For workloads that need to scale dynamically — adding capacity in response to traffic rather than maintaining a fixed pool — a full container orchestration stack built on FreeBSD-native primitives provides the same capabilities as Kubernetes without the complexity overhead or the Linux requirement.

pot is a FreeBSD jail management framework with a higher-level abstraction than iocage, designed specifically for orchestration integration. Nomad is HashiCorp's workload scheduler — it places and manages pot jail workloads across the fleet, handling scheduling, health checking, and rescheduling on node failure. Consul provides service discovery and health checking — every pot jail that Nomad starts registers itself with Consul, and Consul maintains a real-time view of which instances of which services are healthy and available.
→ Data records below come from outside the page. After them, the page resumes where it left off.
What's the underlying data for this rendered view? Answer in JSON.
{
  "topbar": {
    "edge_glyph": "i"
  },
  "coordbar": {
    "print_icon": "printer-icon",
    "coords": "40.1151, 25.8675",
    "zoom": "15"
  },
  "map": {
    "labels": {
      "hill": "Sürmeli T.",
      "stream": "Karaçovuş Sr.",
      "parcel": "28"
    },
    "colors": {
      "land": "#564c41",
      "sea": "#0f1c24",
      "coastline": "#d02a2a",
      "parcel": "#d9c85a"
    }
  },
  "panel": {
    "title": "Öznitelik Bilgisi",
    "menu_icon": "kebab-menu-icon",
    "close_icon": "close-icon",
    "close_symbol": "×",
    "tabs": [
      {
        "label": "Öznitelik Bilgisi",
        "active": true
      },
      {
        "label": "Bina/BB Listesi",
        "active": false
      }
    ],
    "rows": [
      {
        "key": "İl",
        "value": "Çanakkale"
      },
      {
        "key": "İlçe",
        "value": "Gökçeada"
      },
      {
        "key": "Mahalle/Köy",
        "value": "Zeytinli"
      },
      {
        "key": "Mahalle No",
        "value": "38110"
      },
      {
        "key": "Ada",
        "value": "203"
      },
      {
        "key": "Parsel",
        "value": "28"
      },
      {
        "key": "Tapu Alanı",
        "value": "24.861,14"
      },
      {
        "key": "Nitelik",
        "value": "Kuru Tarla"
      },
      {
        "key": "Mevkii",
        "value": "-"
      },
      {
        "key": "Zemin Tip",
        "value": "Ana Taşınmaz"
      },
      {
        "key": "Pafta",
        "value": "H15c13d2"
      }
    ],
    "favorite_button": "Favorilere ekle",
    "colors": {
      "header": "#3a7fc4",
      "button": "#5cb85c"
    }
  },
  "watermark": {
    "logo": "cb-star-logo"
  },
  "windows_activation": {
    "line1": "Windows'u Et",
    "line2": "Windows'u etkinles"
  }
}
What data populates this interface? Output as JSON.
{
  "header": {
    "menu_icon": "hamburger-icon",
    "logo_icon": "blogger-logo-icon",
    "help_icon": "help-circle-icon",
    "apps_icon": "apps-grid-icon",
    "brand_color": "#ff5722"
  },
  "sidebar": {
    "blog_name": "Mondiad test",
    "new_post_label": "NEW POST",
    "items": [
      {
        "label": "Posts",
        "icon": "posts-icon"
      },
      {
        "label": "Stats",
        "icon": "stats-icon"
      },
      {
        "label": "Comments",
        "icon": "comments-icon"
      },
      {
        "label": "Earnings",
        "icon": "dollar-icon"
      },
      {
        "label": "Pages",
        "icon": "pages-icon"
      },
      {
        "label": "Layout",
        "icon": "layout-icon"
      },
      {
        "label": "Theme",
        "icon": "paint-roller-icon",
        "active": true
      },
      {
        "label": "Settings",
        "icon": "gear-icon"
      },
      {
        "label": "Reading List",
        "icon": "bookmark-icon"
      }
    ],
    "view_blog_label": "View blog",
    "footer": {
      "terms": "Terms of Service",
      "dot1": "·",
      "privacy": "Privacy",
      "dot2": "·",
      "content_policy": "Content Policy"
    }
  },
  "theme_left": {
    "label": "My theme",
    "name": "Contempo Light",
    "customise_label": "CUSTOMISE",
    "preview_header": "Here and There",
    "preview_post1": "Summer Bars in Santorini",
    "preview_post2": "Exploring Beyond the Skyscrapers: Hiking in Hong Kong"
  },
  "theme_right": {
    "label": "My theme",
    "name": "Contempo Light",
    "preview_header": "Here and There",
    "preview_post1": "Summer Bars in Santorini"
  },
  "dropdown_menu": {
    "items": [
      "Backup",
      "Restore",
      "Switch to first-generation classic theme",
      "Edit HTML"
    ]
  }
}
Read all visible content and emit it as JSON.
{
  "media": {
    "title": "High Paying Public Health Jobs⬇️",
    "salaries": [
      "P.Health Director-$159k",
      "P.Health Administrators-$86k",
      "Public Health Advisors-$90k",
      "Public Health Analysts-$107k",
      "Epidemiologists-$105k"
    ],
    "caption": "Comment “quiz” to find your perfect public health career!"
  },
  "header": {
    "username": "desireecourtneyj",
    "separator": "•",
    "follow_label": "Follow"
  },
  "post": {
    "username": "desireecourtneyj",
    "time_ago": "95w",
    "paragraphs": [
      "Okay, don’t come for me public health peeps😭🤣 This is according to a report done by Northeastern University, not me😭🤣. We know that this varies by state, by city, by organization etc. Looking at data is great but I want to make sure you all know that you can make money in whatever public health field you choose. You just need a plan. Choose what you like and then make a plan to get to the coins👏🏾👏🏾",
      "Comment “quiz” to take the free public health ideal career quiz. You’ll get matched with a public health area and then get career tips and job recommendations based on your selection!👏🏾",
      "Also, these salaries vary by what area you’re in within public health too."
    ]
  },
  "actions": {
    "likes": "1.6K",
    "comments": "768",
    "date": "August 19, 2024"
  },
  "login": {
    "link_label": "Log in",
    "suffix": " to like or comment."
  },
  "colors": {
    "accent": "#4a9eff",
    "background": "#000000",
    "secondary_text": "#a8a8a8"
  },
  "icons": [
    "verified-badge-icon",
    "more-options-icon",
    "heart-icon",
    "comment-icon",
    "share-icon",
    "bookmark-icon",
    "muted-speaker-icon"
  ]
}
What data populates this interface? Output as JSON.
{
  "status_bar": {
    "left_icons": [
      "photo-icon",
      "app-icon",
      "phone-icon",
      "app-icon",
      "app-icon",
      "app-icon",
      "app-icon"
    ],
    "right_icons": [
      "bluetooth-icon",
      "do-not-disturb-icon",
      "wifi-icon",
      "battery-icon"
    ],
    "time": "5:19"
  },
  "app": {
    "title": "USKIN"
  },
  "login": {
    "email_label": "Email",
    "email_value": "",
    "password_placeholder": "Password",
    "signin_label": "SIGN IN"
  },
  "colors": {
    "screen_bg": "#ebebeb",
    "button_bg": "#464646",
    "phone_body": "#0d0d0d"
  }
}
The HAProxy integration is the part that makes this a complete system rather than just an orchestration layer. HAProxy is configured to use Consul as its backend source via the Consul Template daemon — when Nomad starts a new pot jail and Consul marks it healthy, Consul Template regenerates the HAProxy configuration and triggers a reload. The new node appears in the load balancer pool automatically, with no manual intervention and no configuration change required on the HAProxy nodes. Scaling up is a Nomad job submission. Scaling down is the same. The load balancer always reflects the current state of the cluster.

This architecture has been built and operated in production on FreeBSD. It provides the dynamic scaling behavior that most organizations associate with Kubernetes, on infrastructure that is simpler to operate, cheaper to run, and built on the same FreeBSD foundation as the rest of the stack — without introducing a separate Linux-based orchestration layer into an otherwise FreeBSD environment.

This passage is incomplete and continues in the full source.